What are Investments?
When planning your finances, it is important to distinguish between savings and investments. Savings are generally funds that you set aside that can be accessed relatively quickly. These savings are often for a specific need or purchase, like a holiday or a new car. The most common way of saving is into a bank account (‘deposit’ account) where the money can be accessed in an emergency, and for every £1 you put in, you will get £1 back and possibly some interest. In other words, the original capital is guaranteed.
Investments are designed to be held for a longer term, usually at least five years. You need to be comfortable with tying up this money for a period and should not consider investments unless you have some savings in place. Most investments are not guaranteed to return your money in full, although do offer the prospect of potentially higher returns than deposit accounts. Returns, risk and volatility are the factors that will determine a suitable place for your investments.
Creating and maintaining the right investment strategy plays a vital role in securing your financial future. Whether you are looking to invest for income, growth, or a combination of the two, we can provide the quality advice, comprehensive investment solutions and ongoing service to help you achieve your financial goals. We arrange bespoke solutions for our clients, providing a tailored one-to-one advisory service, delivered face-to-face or remotely, depending on what suits you.
Investments & risks
All investments carry some element of risk. The value of the fund can fall as well as rise and you may not get back the full amount originally invest.
To enable funds to be able to manage risk, the manager will practice some level of diversification. This works on the premise that holding two different shares is better than two of the same shares. This is because all shares react differently to investment conditions and changes.

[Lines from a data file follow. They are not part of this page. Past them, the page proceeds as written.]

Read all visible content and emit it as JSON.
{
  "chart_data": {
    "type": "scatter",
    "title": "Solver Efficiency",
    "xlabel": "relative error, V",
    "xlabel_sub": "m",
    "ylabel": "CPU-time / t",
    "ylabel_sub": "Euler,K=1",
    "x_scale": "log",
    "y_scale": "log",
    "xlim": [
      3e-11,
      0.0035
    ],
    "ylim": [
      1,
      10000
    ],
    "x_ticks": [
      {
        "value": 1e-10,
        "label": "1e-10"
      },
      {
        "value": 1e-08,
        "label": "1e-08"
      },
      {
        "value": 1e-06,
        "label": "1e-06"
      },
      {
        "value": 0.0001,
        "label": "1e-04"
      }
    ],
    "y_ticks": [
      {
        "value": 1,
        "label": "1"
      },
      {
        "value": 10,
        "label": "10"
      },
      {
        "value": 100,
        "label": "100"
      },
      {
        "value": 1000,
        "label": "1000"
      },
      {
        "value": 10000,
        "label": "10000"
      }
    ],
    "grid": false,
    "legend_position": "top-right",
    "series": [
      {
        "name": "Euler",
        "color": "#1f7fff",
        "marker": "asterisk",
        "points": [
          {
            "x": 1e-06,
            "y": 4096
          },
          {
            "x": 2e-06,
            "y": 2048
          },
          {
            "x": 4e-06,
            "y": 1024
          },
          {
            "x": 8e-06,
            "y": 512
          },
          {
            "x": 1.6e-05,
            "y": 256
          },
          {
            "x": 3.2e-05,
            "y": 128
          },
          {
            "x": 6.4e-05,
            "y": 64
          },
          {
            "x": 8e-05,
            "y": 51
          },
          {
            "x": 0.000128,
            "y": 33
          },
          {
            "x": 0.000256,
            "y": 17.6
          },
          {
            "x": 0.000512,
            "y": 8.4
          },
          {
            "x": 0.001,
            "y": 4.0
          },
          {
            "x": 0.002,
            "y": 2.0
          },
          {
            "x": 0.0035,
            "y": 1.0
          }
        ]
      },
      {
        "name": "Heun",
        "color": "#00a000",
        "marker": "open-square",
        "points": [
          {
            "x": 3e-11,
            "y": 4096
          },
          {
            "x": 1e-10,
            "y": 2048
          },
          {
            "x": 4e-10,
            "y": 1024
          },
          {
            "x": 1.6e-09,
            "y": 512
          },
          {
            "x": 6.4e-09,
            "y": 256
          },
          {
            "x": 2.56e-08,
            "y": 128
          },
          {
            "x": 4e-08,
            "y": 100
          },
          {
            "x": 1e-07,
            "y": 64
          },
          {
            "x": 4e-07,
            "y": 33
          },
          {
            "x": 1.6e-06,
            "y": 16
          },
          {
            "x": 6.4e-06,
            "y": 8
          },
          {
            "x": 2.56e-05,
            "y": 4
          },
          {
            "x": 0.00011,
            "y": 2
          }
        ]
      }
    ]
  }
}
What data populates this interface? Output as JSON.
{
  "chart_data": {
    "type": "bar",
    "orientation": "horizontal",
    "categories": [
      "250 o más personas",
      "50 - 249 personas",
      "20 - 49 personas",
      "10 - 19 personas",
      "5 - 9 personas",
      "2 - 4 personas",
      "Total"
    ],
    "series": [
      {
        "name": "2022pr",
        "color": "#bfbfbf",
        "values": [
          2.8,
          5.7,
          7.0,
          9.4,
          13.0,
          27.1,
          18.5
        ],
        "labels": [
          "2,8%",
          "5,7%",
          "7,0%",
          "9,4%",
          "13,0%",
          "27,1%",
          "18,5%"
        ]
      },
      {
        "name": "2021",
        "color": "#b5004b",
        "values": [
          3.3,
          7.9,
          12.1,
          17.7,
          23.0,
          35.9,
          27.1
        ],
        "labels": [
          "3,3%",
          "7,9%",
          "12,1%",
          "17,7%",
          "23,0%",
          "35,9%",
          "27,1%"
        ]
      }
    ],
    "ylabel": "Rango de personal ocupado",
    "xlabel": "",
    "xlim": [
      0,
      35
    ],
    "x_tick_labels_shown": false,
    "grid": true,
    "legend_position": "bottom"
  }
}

The fund sector identifies the areas in which the fund will invest. This can be based on geographical terms, or in a particular industry. For example, there are funds that only invest in UK companies, or Japanese companies, just as there are funds that invest purely in ‘technology’ companies (IT, telecoms etc). In addition to this, there are sectors that are a mixture of assets. A typical ‘balanced managed’ fund will have some money invested in equities, some in property and some in fixed interest investments or bonds.
Although there are no guarantees as to performance or returns from any sector, our knowledge, experience and insight can indicate how we might expect investments to perform.
There are so many different mediums in which to invest, here we look at a few key areas
Current accounts may offer a very low rate of interest (if any) but they are the most flexible in terms of accessing your money. Banks also offer savings accounts with higher interest rates and notice accounts with competitive interest rates, but you may have to give a certain amount of notice before making a withdrawal (60 or 90 days perhaps), or you must agree to invest the money for a set period.